Using Mentor Texts to Teach Verbs of Action and Being
Mentor Texts Create Writers. Mentor Texts Are Awesome.
STEP 1: BOOK TALK (5 MINUTES WHOLE GROUP)
Fish in a Tree by Lynda Mullaly Hunt is our all-sixth grade read. Our district gave all fifth graders this book to read over the summertime, so they have a chance to have a common, shared conversation about a single text when they enter middle school. While not all students take part in the rising class read, all students are given books. The best way to promote this text is through a book talk. Often, I hear students say “I didn’t read this book over the summer,” and then they choose to pick it up after they hear it book talked. We can never forget the power of a book recommendation to our students. The goal for this small mentor text mini-lesson will be to show students the difference between verbs of action and verbs of being.
STEP 2: NOTICE AND NAME THE AUTHOR’S MOVE(S) (10 MINUTES WHOLE GROUP)
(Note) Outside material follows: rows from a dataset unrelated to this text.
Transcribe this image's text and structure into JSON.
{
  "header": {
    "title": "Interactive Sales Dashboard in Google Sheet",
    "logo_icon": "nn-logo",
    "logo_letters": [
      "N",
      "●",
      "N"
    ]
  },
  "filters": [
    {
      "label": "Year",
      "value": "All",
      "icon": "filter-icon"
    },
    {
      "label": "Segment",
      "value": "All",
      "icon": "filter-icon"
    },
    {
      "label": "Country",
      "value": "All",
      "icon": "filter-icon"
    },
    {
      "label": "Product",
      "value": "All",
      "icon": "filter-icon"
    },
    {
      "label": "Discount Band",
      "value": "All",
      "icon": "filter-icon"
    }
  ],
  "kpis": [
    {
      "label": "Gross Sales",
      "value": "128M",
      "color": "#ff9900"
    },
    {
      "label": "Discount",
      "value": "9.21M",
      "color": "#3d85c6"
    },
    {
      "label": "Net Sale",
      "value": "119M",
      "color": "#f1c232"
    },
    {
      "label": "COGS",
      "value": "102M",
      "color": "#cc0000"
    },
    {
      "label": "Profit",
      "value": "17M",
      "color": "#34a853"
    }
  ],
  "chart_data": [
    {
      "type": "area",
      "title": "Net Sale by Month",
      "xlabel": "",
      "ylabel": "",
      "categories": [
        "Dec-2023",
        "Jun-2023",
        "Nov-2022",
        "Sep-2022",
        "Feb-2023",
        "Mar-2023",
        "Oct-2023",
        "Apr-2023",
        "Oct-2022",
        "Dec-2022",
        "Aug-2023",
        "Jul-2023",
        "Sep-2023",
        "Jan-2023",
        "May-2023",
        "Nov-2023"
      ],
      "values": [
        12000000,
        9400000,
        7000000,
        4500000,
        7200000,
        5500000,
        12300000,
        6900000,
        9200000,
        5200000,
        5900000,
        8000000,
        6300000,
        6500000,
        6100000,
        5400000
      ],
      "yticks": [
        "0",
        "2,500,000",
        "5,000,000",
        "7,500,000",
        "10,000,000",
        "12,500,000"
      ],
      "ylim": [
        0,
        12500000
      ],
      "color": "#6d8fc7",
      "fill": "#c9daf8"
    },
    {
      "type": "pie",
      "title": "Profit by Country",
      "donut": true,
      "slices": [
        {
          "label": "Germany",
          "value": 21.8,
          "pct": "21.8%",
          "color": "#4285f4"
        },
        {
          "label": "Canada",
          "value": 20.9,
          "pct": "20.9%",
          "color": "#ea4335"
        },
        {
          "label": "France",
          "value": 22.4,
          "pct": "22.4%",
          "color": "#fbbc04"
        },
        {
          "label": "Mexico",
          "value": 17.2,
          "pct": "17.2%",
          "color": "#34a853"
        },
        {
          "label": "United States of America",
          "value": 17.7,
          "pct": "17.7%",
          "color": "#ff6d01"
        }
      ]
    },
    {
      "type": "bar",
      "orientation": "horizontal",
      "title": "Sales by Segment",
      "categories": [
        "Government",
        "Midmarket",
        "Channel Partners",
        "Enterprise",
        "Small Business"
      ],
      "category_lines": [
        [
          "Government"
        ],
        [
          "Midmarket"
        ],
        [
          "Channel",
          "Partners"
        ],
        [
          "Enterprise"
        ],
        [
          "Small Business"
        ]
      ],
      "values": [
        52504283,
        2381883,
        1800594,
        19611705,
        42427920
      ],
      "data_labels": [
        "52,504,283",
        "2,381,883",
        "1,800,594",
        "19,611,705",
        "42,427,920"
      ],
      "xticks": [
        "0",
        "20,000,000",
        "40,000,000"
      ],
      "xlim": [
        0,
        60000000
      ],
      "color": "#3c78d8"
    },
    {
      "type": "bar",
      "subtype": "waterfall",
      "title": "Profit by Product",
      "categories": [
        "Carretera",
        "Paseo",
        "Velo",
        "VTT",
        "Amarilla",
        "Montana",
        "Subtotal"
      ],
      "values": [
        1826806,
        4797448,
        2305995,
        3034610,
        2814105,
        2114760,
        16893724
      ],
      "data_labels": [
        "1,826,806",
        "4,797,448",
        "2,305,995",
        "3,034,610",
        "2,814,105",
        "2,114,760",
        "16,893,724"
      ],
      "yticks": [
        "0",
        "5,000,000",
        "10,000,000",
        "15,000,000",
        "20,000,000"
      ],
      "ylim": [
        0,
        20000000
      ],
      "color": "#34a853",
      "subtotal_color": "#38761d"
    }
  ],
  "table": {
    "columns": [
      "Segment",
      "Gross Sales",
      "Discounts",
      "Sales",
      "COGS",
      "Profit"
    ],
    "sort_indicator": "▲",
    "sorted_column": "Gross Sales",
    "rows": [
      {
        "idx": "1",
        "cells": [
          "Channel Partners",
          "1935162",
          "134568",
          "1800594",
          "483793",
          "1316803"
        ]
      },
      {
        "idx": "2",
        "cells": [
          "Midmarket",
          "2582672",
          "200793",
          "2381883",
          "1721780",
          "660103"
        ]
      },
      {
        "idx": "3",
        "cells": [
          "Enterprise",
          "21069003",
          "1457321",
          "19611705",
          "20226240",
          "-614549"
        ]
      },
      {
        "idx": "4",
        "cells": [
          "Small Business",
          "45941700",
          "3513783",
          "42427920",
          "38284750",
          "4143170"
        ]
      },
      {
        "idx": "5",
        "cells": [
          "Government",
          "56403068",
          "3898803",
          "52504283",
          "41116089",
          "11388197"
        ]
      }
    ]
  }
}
As we go into the practice part of today, it is important to recognize the struggle with identifying verbs of action and verbs of being. Most of my high-level readers do not have a hard time identifying verbs of action. However, all students-no matter the reading level-have been identified as striving in terms of identifying verbs of being or states of being. Jeff Anderson in Patterns of Power: Inviting Young Writers into the Conventions of Language, Grades 1-5 focuses on the following verbs of being: Is, Am, Are, Was, Were, Been, Being, Be. There is always power in emphasizing actions; there is also shared power in realizing that the subjects of sentences have the power to state existence or being. Examples:
Stephanie jumps around the room. (Concrete)
Stephanie is happy. (Abstract)
Practicing examples during this phase of instruction will be the “secret sauce” to getting students to understand the difference between action verbs and verbs of being. Again, like simple sentences, starting the analysis with shorter, simplistic work builds into more compound and complex sentences later on in the sequence of instruction. It is important to keep in mind that verbs of being require a level of abstract thinking that we have to scaffold for striving readers and writers. I like to create word banks with videos like “Jack-Jack Attack” or show a Flocabulary clip to help students practice as well. While the idea of a state of being can be a difficult concept to grasp, it is achievable through the classroom examples practice. I have embedded the handouts I use below or you can go to the Writer Resources page to get access to my Google Doc.
STEP 3: WRITE LIKE AN AUTHOR! (5-10 MINUTES INDIVIDUAL/PARTNERS)
It is important to carry over the work from simple sentences into the work of identifying the verbs of action and being. I still have students identify the simple subjects in their sentence. We make this simple by using names. We are the best subjects of our own sentences because we are the most familiar with ourselves. So again, I ask the probing questions:
Does your sentence have a who?
What are they doing? (Action) How are they now? (Being)
Is there anything else we should know?
After students have written their sentences, we act them out and share them. We also get to use a standard think-pair-share model where students go back to identifying the types of verbs in each others’ writing.